Social distancing during the COVID-19 pandemic has helped many patients realize they can see a specific health provider on an ongoing basis from the privacy of their residence, where they feel comfortable, officials said. Psychiatrists, social workers, psychologists, counselors, nurse practitioners and other behavioral health and mental health providers all can provide care and services via telehealth.
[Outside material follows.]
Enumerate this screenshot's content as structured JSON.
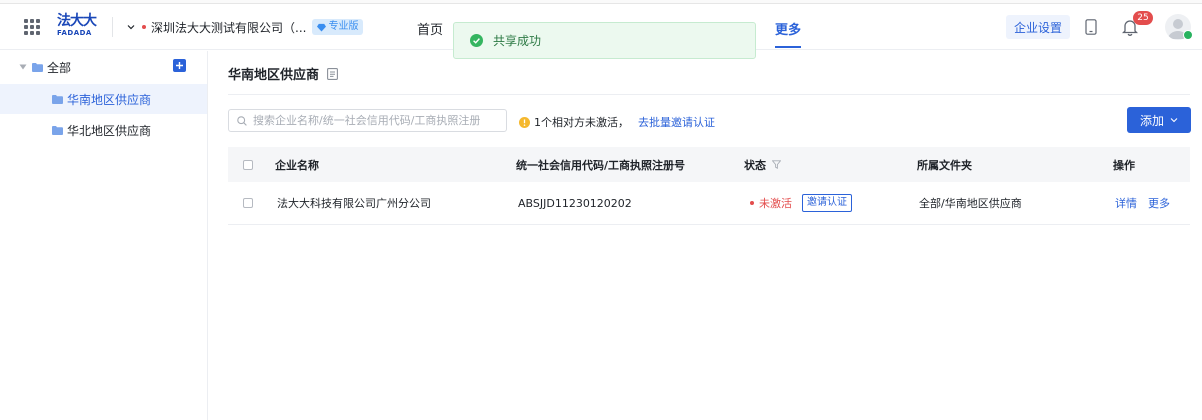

“There is no doubt that people are now more aware of the fact that we all need to pay attention to our mental health,” said NAMI Rochester Director Heather Newton. “The monumental change we are seeing is the opening up of telehealth. Across the board, there has been an enormous uptick in the number of people who are engaging virtually with providers regularly and meaningfully.”

The top five mental and behavioral health conditions for which Excellus BCBS members are seeking treatment using telehealth are anxiety, depression, substance-related disorders, bipolar disorder and alcohol-related disorders.

Individuals can find additional information from the National Alliance on Mental Illness and the U.S. Centers for Disease Control and Prevention.